To determine the element based on its ionization potential values, we can follow these steps: ### Step 1: Understand Ionization Potential Ionization potential (IP) is the energy required to remove an electron from an atom. The first ionization potential is the energy needed to remove the first electron, the second IP is for the second electron, and so on. A significant jump in ionization potential values indicates that the electron being removed is from a more stable electron configuration. ### Step 2: Analyze Given Ionization Potentials The given ionization potentials are: - First IP: 8.4 eV - Second IP: 25.15 eV - Third IP: 37.92 eV - Fourth IP: 256.3 eV Notice that there is a large jump from the third to the fourth ionization potential (from 37.92 eV to 256.3 eV). This suggests that after removing three electrons, the atom reaches a stable electronic configuration, and removing the fourth electron requires significantly more energy. ### Step 3: Consider Possible Elements We need to find an element whose electronic configuration supports this pattern of ionization potentials. The large jump indicates that after removing three electrons, the element achieves a noble gas configuration. ### Step 4: Evaluate Options 1. **Magnesium (Mg)** - Atomic number 12: Configuration is 1s² 2s² 2p⁶ 3s². Removing two electrons gives a stable configuration (Neon).
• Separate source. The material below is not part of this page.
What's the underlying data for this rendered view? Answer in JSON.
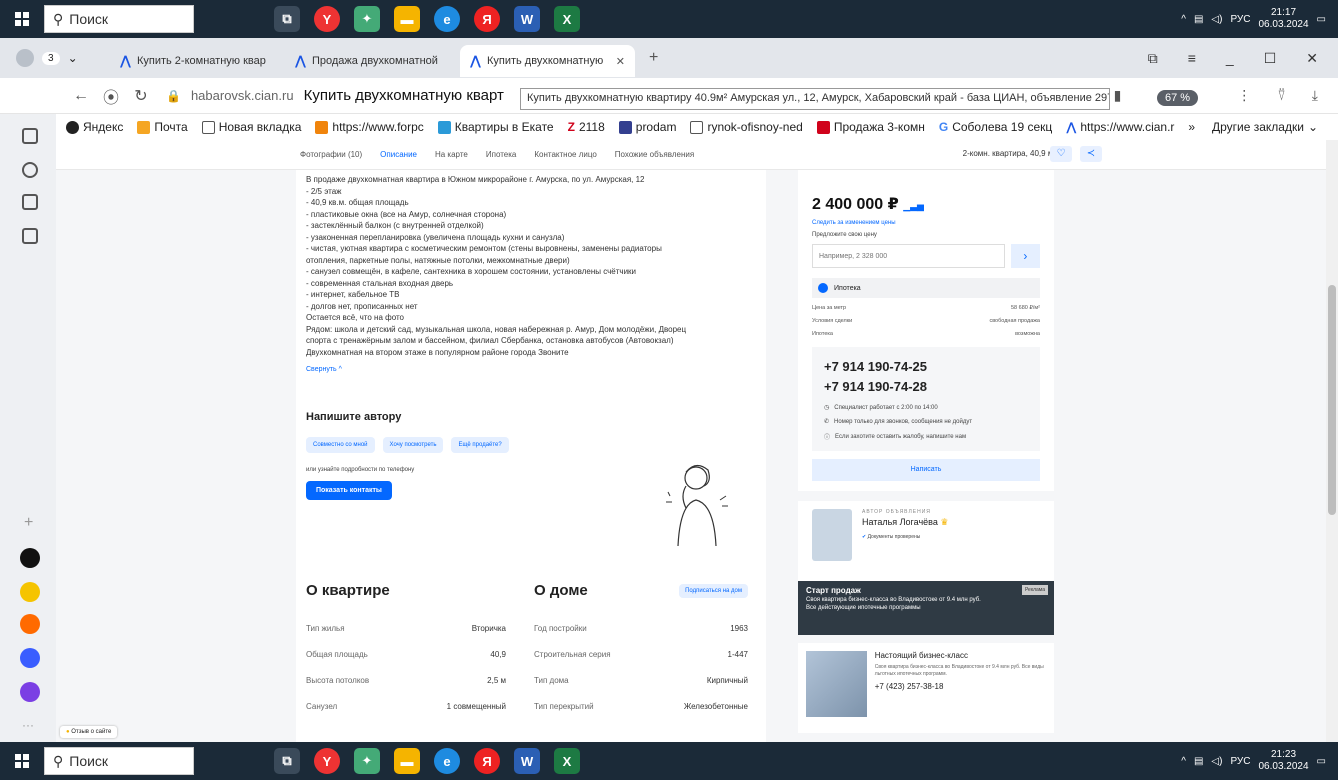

Hence, this option is incorrect. 2. **Silicon (Si)** - Atomic number 14: Configuration is 1s² 2s² 2p⁶ 3s² 3p². Removing four electrons would not yield a stable noble gas configuration. Hence, this option is incorrect. 3. **Sodium (Na)** - Atomic number 11: Configuration is 1s² 2s² 2p⁶ 3s¹. Removing one electron gives a stable configuration (Neon). Hence, this option is incorrect. 4. **Aluminum (Al)** - Atomic number 13: Configuration is 1s² 2s² 2p⁶ 3s² 3p¹. Removing three electrons gives a stable configuration (Neon), and removing the fourth electron requires a significant amount of energy, matching the large jump in IP values. Hence, this option is correct. ### Conclusion The element with the given ionization potentials is **Aluminum (Al)**. ---